Leaders across the political spectrum filled the front rows. President John Dramani Mahama and his wife, Lordina, sat alongside former presidents John Agyekum Kufuor and Nana Addo Dankwa Akufo-Addo and their spouses. Former vice-president Mahamudu Bawumia, diplomats, chiefs, clergy, party officials and ordinary citizens formed a vast circumference of mourners around the ceremonial square.
In his tribute, President Mahama called Agyeman-Rawlings “a hero who made the ultimate sacrifice in service to the nation,” praising her as a woman whose convictions “rarely bent to the pressures of political convenience.” He highlighted her founding of the 31st December Women’s Movement in 1982, noting how its literacy, early-childhood, health and economic programmes helped shift the national conversation on women’s rights and participation.

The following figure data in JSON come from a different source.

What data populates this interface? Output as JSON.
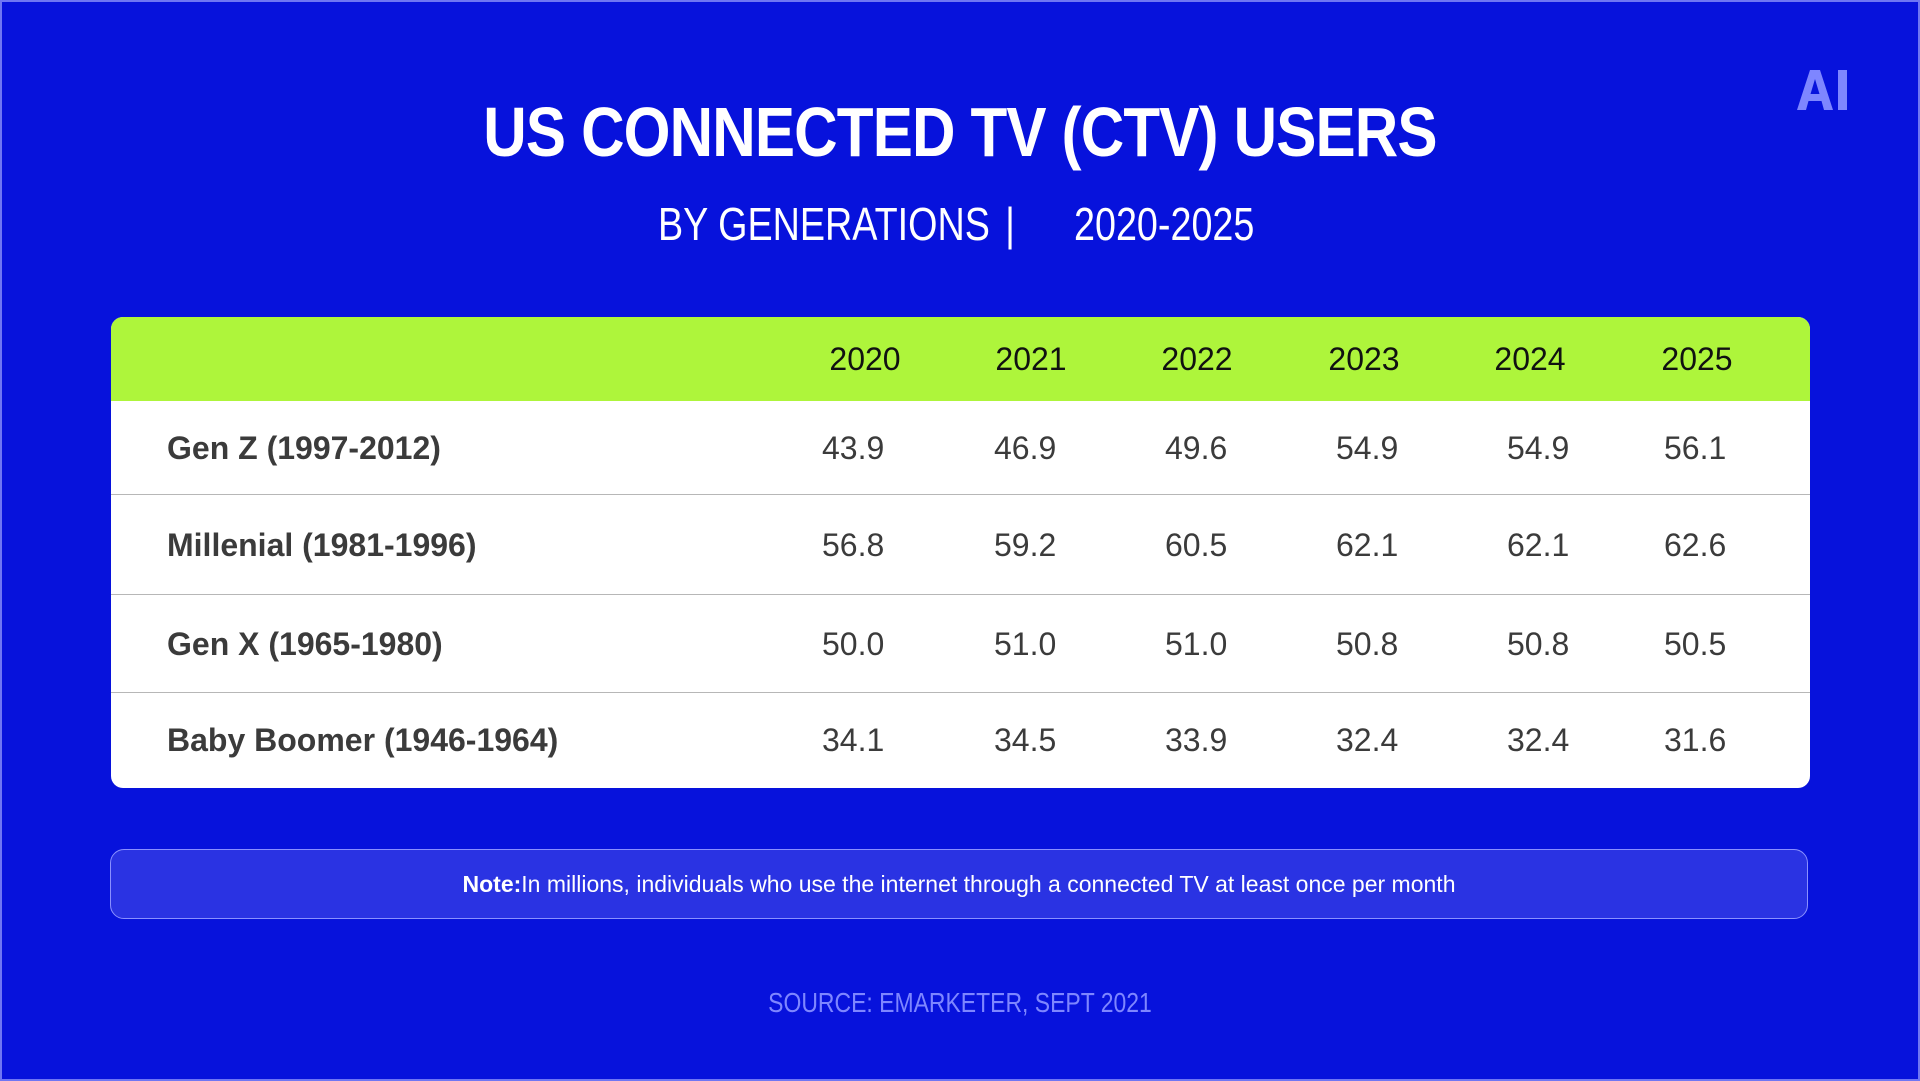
{
  "title": "US CONNECTED TV (CTV) USERS",
  "subtitle_left": "BY GENERATIONS",
  "subtitle_separator": "|",
  "subtitle_right": "2020-2025",
  "logo_text": "AI",
  "colors": {
    "background": "#0712dc",
    "header": "#aef53b",
    "table_bg": "#ffffff",
    "note_bg": "#2a33e3",
    "source_text": "#7e86ff"
  },
  "chart_data": {
    "type": "table",
    "title": "US CONNECTED TV (CTV) USERS",
    "subtitle": "BY GENERATIONS | 2020-2025",
    "columns": [
      "2020",
      "2021",
      "2022",
      "2023",
      "2024",
      "2025"
    ],
    "rows": [
      {
        "label": "Gen Z (1997-2012)",
        "values": [
          "43.9",
          "46.9",
          "49.6",
          "54.9",
          "54.9",
          "56.1"
        ]
      },
      {
        "label": "Millenial (1981-1996)",
        "values": [
          "56.8",
          "59.2",
          "60.5",
          "62.1",
          "62.1",
          "62.6"
        ]
      },
      {
        "label": "Gen X (1965-1980)",
        "values": [
          "50.0",
          "51.0",
          "51.0",
          "50.8",
          "50.8",
          "50.5"
        ]
      },
      {
        "label": "Baby Boomer (1946-1964)",
        "values": [
          "34.1",
          "34.5",
          "33.9",
          "32.4",
          "32.4",
          "31.6"
        ]
      }
    ],
    "unit": "millions"
  },
  "note": {
    "label": "Note:",
    "text": "In millions, individuals who use the internet through a connected TV at least once per month"
  },
  "source": "SOURCE: EMARKETER, SEPT 2021"
}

Her son, Kimathi Agyeman-Rawlings, speaking for the family, described her as “a woman of action — strategic, loyal and unafraid.” He recalled her pivotal role not only as partner to Jerry John Rawlings, but as an adviser whose instincts and counsel “quietly shaped decisions that altered the country’s path.”
Those gathered were reminded that before she became a political force, she had been a student activist at KNUST, a young wife navigating the turbulence of the late 1970s, and later Ghana’s longest-serving First Lady. Her critics often saw her as uncompromising; her supporters described the same quality as courage — a refusal to retreat from the causes she believed in.
Mourners also heard glimpses of the private woman: her affection for children, her love of music and dance, her sharp humour, and her deep loyalty to family and friends. The emotional weight of these recollections drew tears from her children and grandchildren, rippling gently through the crowd.
Today’s ceremony followed a requiem mass held earlier in the week at the Accra Ridge Church. After the service at Black Star Square, the procession moved to the Chardo Military Cemetery, where she was buried near the grave of former UN Secretary-General Kofi Annan, a symbolic resting place for a figure many described as equally consequential in Ghana’s public life.
Agyeman-Rawlings died on 23 October at age 76. The government declared three days of national mourning, during which flags flew at half-mast and tributes poured in from women’s groups, political parties and community organisers across the country.
Her political journey — from First Lady to founder of the National Democratic Party — reflected the unusual arc of a woman determined to maintain her own voice, even when it placed her outside the mainstream of a party she once helped solidify.
As the final dirges faded and the cemetery gates closed, the sentiment among many in attendance was that her impact would endure. For women whose political paths she helped open, for rural communities her programmes once touched, and for the many who saw her as a symbol of resolve, Nana Konadu Agyeman-Rawlings leaves a legacy that will remain embedded in the country’s public memory.